Post
Topic
Board Development & Technical Discussion
Re: BitCrack - A tool for brute-forcing private keys
by
almightyruler
on 19/11/2018, 11:11:42 UTC
An earlier post states that 17 of the 24 words were revealed, so only 6 words need to be brute forced.

If the positions of the revealed words are known then you could recover up to 187 bits of the 256 bit key, and instead you would brute force the unknown bits.

Should've read the thread carefully, but there are 6 7 words need to be brute-forced.

Even if the position of 7 unknown words is known, it's still impossible as there's 1.25^44 possible combination if my calculation is right. (2048^7) * (17^17).
Jameson Lopp trying to make people understand why brute-force is impossible.
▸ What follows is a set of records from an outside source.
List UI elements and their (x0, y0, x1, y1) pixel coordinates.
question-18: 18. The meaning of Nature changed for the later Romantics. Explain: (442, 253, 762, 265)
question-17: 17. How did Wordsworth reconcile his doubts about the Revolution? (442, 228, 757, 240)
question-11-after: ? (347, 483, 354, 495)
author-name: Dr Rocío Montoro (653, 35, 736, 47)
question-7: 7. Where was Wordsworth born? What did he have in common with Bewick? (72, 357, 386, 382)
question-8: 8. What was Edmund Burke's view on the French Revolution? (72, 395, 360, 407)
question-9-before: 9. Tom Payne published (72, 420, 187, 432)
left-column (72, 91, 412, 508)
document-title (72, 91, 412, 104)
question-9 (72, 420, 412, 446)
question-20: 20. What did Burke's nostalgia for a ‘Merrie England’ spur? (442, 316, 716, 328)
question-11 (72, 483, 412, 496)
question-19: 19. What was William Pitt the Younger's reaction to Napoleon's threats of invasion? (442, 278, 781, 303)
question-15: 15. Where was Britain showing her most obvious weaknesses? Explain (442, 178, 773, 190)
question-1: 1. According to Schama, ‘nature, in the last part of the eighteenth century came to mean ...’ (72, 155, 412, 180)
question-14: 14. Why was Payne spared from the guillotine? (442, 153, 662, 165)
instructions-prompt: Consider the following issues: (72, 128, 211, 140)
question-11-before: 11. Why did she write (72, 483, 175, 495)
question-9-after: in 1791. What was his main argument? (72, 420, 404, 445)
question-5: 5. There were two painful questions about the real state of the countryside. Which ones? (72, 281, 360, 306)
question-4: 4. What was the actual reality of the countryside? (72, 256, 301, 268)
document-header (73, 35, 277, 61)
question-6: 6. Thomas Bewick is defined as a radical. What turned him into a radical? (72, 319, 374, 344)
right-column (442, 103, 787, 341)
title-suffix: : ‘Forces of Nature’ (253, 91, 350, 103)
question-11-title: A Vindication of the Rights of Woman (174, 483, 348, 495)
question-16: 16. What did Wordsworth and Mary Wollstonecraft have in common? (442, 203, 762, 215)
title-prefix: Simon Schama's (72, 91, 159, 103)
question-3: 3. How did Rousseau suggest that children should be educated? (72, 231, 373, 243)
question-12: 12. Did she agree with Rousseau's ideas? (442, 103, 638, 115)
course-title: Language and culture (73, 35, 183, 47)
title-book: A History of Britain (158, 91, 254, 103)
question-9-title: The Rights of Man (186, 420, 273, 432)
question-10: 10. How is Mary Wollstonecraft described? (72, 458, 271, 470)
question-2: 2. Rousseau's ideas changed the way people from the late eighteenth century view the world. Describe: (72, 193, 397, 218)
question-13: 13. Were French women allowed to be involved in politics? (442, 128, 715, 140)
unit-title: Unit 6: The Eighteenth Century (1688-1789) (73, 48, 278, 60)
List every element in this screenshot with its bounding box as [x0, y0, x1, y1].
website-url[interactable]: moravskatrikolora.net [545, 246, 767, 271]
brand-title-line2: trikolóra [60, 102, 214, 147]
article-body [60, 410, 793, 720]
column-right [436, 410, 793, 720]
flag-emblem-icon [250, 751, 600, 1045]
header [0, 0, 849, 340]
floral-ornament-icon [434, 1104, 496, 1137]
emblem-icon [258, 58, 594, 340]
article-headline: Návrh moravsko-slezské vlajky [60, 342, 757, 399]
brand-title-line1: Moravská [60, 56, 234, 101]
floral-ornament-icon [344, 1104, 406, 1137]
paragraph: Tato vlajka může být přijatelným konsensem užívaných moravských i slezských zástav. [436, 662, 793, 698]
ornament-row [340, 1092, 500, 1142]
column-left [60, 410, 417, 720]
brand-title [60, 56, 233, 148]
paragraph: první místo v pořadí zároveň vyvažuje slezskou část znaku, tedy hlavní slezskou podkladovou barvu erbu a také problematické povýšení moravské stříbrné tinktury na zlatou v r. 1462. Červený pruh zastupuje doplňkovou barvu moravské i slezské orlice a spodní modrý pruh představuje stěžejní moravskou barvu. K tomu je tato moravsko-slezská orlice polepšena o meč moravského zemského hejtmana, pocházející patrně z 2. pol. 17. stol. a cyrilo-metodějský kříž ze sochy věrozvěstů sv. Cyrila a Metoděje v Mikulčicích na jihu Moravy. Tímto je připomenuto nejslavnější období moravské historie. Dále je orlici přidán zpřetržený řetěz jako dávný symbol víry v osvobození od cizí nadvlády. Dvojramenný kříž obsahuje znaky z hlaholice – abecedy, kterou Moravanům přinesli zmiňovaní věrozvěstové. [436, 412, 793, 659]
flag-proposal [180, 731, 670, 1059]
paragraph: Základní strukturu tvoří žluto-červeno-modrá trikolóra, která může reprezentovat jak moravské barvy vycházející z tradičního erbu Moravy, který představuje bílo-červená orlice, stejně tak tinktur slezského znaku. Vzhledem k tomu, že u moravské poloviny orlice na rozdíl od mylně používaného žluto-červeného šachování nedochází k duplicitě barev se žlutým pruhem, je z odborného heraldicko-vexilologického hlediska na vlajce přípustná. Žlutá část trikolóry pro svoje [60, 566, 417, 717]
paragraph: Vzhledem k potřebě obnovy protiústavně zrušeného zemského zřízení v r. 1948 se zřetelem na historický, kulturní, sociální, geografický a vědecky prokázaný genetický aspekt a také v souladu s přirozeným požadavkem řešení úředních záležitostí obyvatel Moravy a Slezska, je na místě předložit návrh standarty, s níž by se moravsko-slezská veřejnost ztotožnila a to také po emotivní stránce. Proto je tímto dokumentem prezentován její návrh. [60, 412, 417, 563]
Oops, it is 7 unknown, not 6.

I agree that even when knowing the majority of the words, the chance of brute forcing the remaining bits to recover the complete key is infinitesimal.

Assuming 11 bits per word (2^11=2048), 17 known words means you have 187 bits of a 256 bit key already. That leaves 69 bits (2^69) to brute force.

If you were able to test 2^32 keys per second (an incredibly optimistic rate which assumes massive scale) it would still take 2^37 seconds to cover the entire search space... which is about 4358 years.

Things would be more complicated if you didn't know the positions of the words, as you would have to try the known 17 binary sequences in various locations, as well as brute forcing the remaining bits.

And if there's any key stretching involved the time taken to test each key, and therefore search the whole space, goes up by a significant amount.

Kind of cool that even if you know nearly 75% of a 256 bit private key, the chances of cracking it are still virtually zero.